At the time, Jenrick said Rishi Sunak had “moved towards my position”, but he was “unable to take the currently proposed legislation through the Commons as I do not believe it provides us with the best possible chance of success.”
This sentiment did not impress my friend and fellow traveller Ben Habib, who recently warned the Express that: “Jenrick is standing on a promise to leave the ECHR, bring down net migration to the tens of thousands, stop the boats and build more houses. These are all conservative principles but I doubt he believes in them.”
The former Reform UK deputy leader wrote: “Judge a person by the company they keep. Jenrick’s close mate was Rishi Sunak. In itself that is deeply worrying. He was Sunak’s Minister for Immigration! What he promises now is what he failed to deliver in office.”
Still, Patel and her supporters may fall behind Jenrick, however genuine or not his Damascene conversion really was. Her exit affords the Tory grandee considerable power to influence the next round of the leadership poll. At face value, the beneficiaries should be Jenrick or Badenoch, but the common unity ticket may lead Patel and her backers closer to Cleverly.

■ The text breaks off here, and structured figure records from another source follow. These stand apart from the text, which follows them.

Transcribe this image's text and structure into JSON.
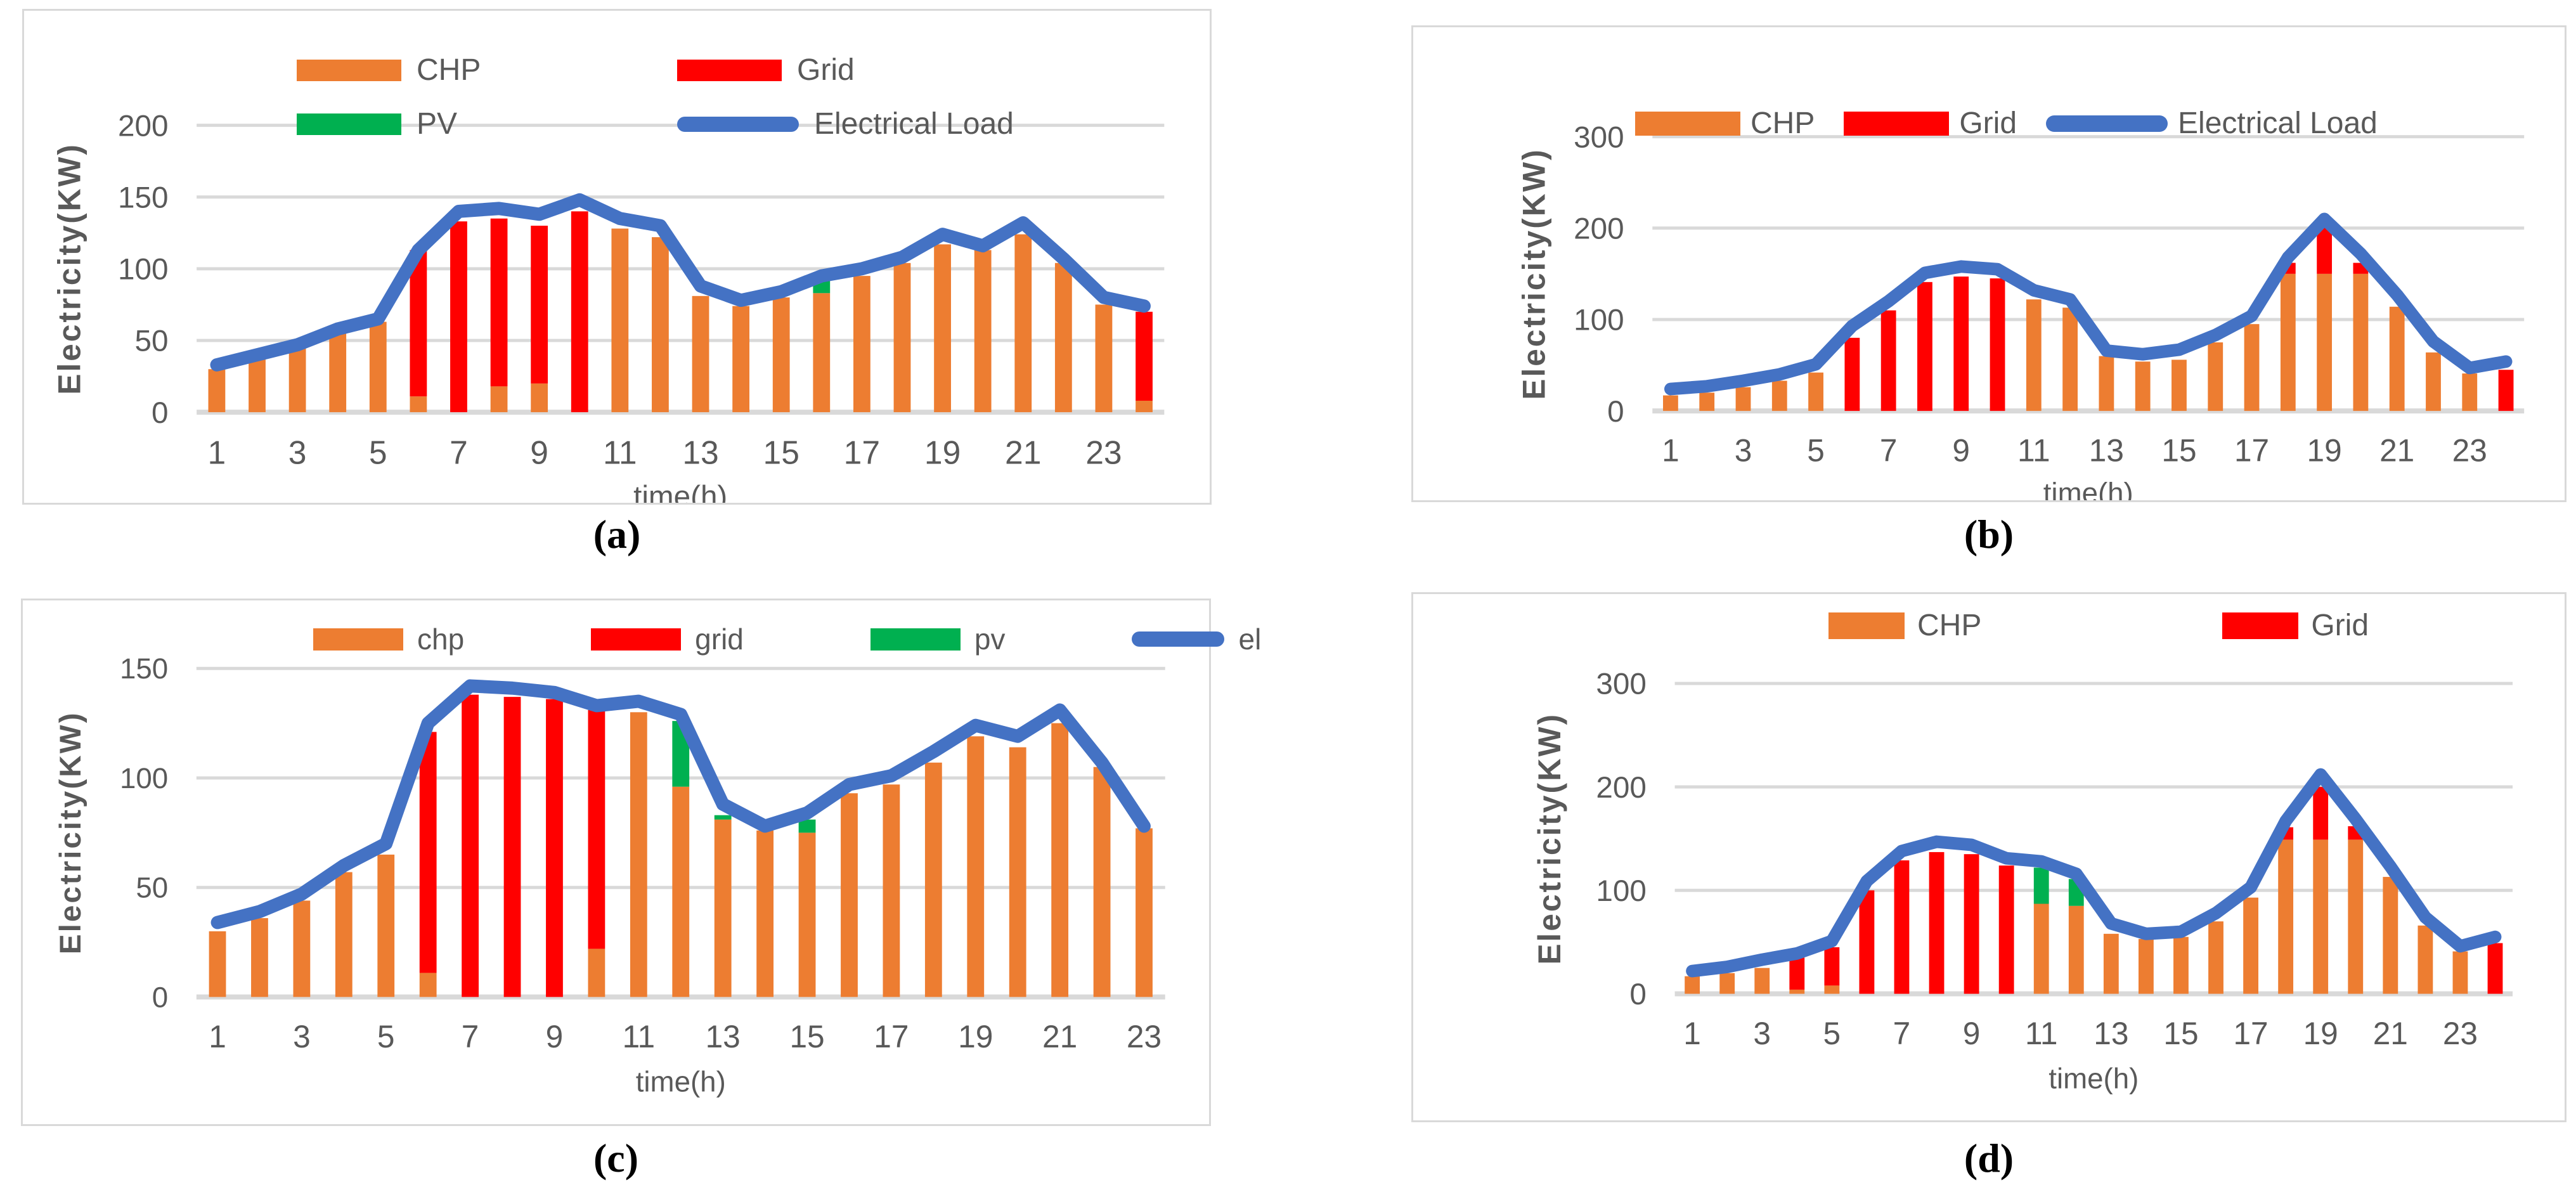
{
  "figure": {
    "captions": [
      "(a)",
      "(b)",
      "(c)",
      "(d)"
    ]
  },
  "colors": {
    "chp_orange": "#ED7D31",
    "grid_red": "#FF0000",
    "pv_green": "#00B050",
    "load_blue": "#4472C4",
    "gridline_gray": "#D9D9D9",
    "tick_text_gray": "#595959",
    "caption_black": "#000000"
  },
  "chart_data": [
    {
      "type": "bar+line",
      "panel": "a",
      "title": "",
      "xlabel": "time(h)",
      "ylabel": "Electricity(KW)",
      "x": [
        1,
        2,
        3,
        4,
        5,
        6,
        7,
        8,
        9,
        10,
        11,
        12,
        13,
        14,
        15,
        16,
        17,
        18,
        19,
        20,
        21,
        22,
        23,
        24
      ],
      "xticks": [
        1,
        3,
        5,
        7,
        9,
        11,
        13,
        15,
        17,
        19,
        21,
        23
      ],
      "yticks": [
        0,
        50,
        100,
        150,
        200
      ],
      "ylim": [
        0,
        200
      ],
      "grid": true,
      "legend_position": "top-center-two-rows",
      "legend": [
        {
          "label": "CHP",
          "swatch": "bar",
          "color": "#ED7D31"
        },
        {
          "label": "Grid",
          "swatch": "bar",
          "color": "#FF0000"
        },
        {
          "label": "PV",
          "swatch": "bar",
          "color": "#00B050"
        },
        {
          "label": "Electrical Load",
          "swatch": "line",
          "color": "#4472C4"
        }
      ],
      "series": [
        {
          "name": "CHP",
          "type": "bar",
          "color": "#ED7D31",
          "values": [
            30,
            38,
            45,
            55,
            63,
            11,
            0,
            18,
            20,
            0,
            128,
            122,
            81,
            74,
            80,
            83,
            95,
            104,
            117,
            113,
            124,
            104,
            75,
            8
          ]
        },
        {
          "name": "Grid",
          "type": "bar",
          "color": "#FF0000",
          "values": [
            0,
            0,
            0,
            0,
            0,
            102,
            133,
            117,
            110,
            140,
            0,
            0,
            0,
            0,
            0,
            0,
            0,
            0,
            0,
            0,
            0,
            0,
            0,
            62
          ]
        },
        {
          "name": "PV",
          "type": "bar",
          "color": "#00B050",
          "values": [
            0,
            0,
            0,
            0,
            0,
            0,
            0,
            0,
            0,
            0,
            0,
            0,
            0,
            0,
            0,
            10,
            0,
            0,
            0,
            0,
            0,
            0,
            0,
            0
          ]
        },
        {
          "name": "Electrical Load",
          "type": "line",
          "color": "#4472C4",
          "values": [
            33,
            40,
            47,
            58,
            65,
            113,
            140,
            142,
            138,
            148,
            135,
            130,
            88,
            78,
            84,
            95,
            100,
            108,
            124,
            116,
            132,
            107,
            80,
            74
          ]
        }
      ]
    },
    {
      "type": "bar+line",
      "panel": "b",
      "title": "",
      "xlabel": "time(h)",
      "ylabel": "Electricity(KW)",
      "x": [
        1,
        2,
        3,
        4,
        5,
        6,
        7,
        8,
        9,
        10,
        11,
        12,
        13,
        14,
        15,
        16,
        17,
        18,
        19,
        20,
        21,
        22,
        23,
        24
      ],
      "xticks": [
        1,
        3,
        5,
        7,
        9,
        11,
        13,
        15,
        17,
        19,
        21,
        23
      ],
      "yticks": [
        0,
        100,
        200,
        300
      ],
      "ylim": [
        0,
        300
      ],
      "grid": true,
      "legend_position": "top-center-row",
      "legend": [
        {
          "label": "CHP",
          "swatch": "bar",
          "color": "#ED7D31"
        },
        {
          "label": "Grid",
          "swatch": "bar",
          "color": "#FF0000"
        },
        {
          "label": "Electrical Load",
          "swatch": "line",
          "color": "#4472C4"
        }
      ],
      "series": [
        {
          "name": "CHP",
          "type": "bar",
          "color": "#ED7D31",
          "values": [
            17,
            20,
            26,
            33,
            42,
            0,
            0,
            0,
            0,
            0,
            122,
            113,
            60,
            54,
            56,
            75,
            95,
            150,
            150,
            150,
            114,
            64,
            41,
            0
          ]
        },
        {
          "name": "Grid",
          "type": "bar",
          "color": "#FF0000",
          "values": [
            0,
            0,
            0,
            0,
            0,
            80,
            110,
            141,
            147,
            145,
            0,
            0,
            0,
            0,
            0,
            0,
            0,
            12,
            51,
            12,
            0,
            0,
            0,
            45
          ]
        },
        {
          "name": "Electrical Load",
          "type": "line",
          "color": "#4472C4",
          "values": [
            24,
            27,
            33,
            40,
            51,
            93,
            120,
            151,
            158,
            155,
            132,
            122,
            66,
            62,
            67,
            83,
            104,
            168,
            210,
            172,
            127,
            76,
            47,
            54
          ]
        }
      ]
    },
    {
      "type": "bar+line",
      "panel": "c",
      "title": "",
      "xlabel": "time(h)",
      "ylabel": "Electricity(KW)",
      "x": [
        1,
        2,
        3,
        4,
        5,
        6,
        7,
        8,
        9,
        10,
        11,
        12,
        13,
        14,
        15,
        16,
        17,
        18,
        19,
        20,
        21,
        22,
        23
      ],
      "xticks": [
        1,
        3,
        5,
        7,
        9,
        11,
        13,
        15,
        17,
        19,
        21,
        23
      ],
      "yticks": [
        0,
        50,
        100,
        150
      ],
      "ylim": [
        0,
        150
      ],
      "grid": true,
      "legend_position": "top-center-row",
      "legend": [
        {
          "label": "chp",
          "swatch": "bar",
          "color": "#ED7D31"
        },
        {
          "label": "grid",
          "swatch": "bar",
          "color": "#FF0000"
        },
        {
          "label": "pv",
          "swatch": "bar",
          "color": "#00B050"
        },
        {
          "label": "el",
          "swatch": "line",
          "color": "#4472C4"
        }
      ],
      "series": [
        {
          "name": "chp",
          "type": "bar",
          "color": "#ED7D31",
          "values": [
            30,
            36,
            44,
            57,
            65,
            11,
            0,
            0,
            0,
            22,
            130,
            96,
            81,
            76,
            75,
            93,
            97,
            107,
            119,
            114,
            125,
            105,
            77
          ]
        },
        {
          "name": "grid",
          "type": "bar",
          "color": "#FF0000",
          "values": [
            0,
            0,
            0,
            0,
            0,
            110,
            138,
            137,
            136,
            109,
            0,
            0,
            0,
            0,
            0,
            0,
            0,
            0,
            0,
            0,
            0,
            0,
            0
          ]
        },
        {
          "name": "pv",
          "type": "bar",
          "color": "#00B050",
          "values": [
            0,
            0,
            0,
            0,
            0,
            0,
            0,
            0,
            0,
            0,
            0,
            30,
            2,
            0,
            6,
            0,
            0,
            0,
            0,
            0,
            0,
            0,
            0
          ]
        },
        {
          "name": "el",
          "type": "line",
          "color": "#4472C4",
          "values": [
            34,
            39,
            47,
            60,
            70,
            125,
            142,
            141,
            139,
            133,
            135,
            129,
            88,
            78,
            84,
            97,
            101,
            112,
            124,
            119,
            131,
            107,
            78
          ]
        }
      ]
    },
    {
      "type": "bar+line",
      "panel": "d",
      "title": "",
      "xlabel": "time(h)",
      "ylabel": "Electricity(KW)",
      "x": [
        1,
        2,
        3,
        4,
        5,
        6,
        7,
        8,
        9,
        10,
        11,
        12,
        13,
        14,
        15,
        16,
        17,
        18,
        19,
        20,
        21,
        22,
        23,
        24
      ],
      "xticks": [
        1,
        3,
        5,
        7,
        9,
        11,
        13,
        15,
        17,
        19,
        21,
        23
      ],
      "yticks": [
        0,
        100,
        200,
        300
      ],
      "ylim": [
        0,
        300
      ],
      "grid": true,
      "legend_position": "top-center-row",
      "legend": [
        {
          "label": "CHP",
          "swatch": "bar",
          "color": "#ED7D31"
        },
        {
          "label": "Grid",
          "swatch": "bar",
          "color": "#FF0000"
        }
      ],
      "series": [
        {
          "name": "CHP",
          "type": "bar",
          "color": "#ED7D31",
          "values": [
            17,
            20,
            25,
            4,
            8,
            0,
            0,
            0,
            0,
            0,
            87,
            85,
            58,
            53,
            55,
            70,
            93,
            149,
            149,
            149,
            113,
            66,
            41,
            0
          ]
        },
        {
          "name": "Grid",
          "type": "bar",
          "color": "#FF0000",
          "values": [
            0,
            0,
            0,
            31,
            37,
            100,
            129,
            137,
            135,
            124,
            0,
            0,
            0,
            0,
            0,
            0,
            0,
            12,
            51,
            13,
            0,
            0,
            0,
            49
          ]
        },
        {
          "name": "PV",
          "type": "bar",
          "color": "#00B050",
          "values": [
            0,
            0,
            0,
            0,
            0,
            0,
            0,
            0,
            0,
            0,
            35,
            26,
            0,
            0,
            0,
            0,
            0,
            0,
            0,
            0,
            0,
            0,
            0,
            0
          ]
        },
        {
          "name": "Electrical Load",
          "type": "line",
          "color": "#4472C4",
          "values": [
            22,
            26,
            33,
            39,
            51,
            109,
            138,
            147,
            144,
            131,
            128,
            116,
            68,
            58,
            60,
            78,
            103,
            167,
            212,
            169,
            123,
            74,
            46,
            55
          ]
        }
      ]
    }
  ]
}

Whoever wins of course, one cannot escape the sense this will be a poisoned chalice, with all candidates – though some more than others – still heavily associated with a toxic Tory brand, and all facing the prospect of the far better-known Nigel Farage breathing down their necks and peeling votes away and towards Reform UK.
The fact Labour’s poll numbers are holding up despite gloomster speeches and talk of imminent tax hikes speaks volumes about how despised the Tories remain. Will a new leader reverse the Conservative Party‘s fortunes any time soon? Unlike betting on Labour leading Britain further towards ruination, I wouldn’t bank on it.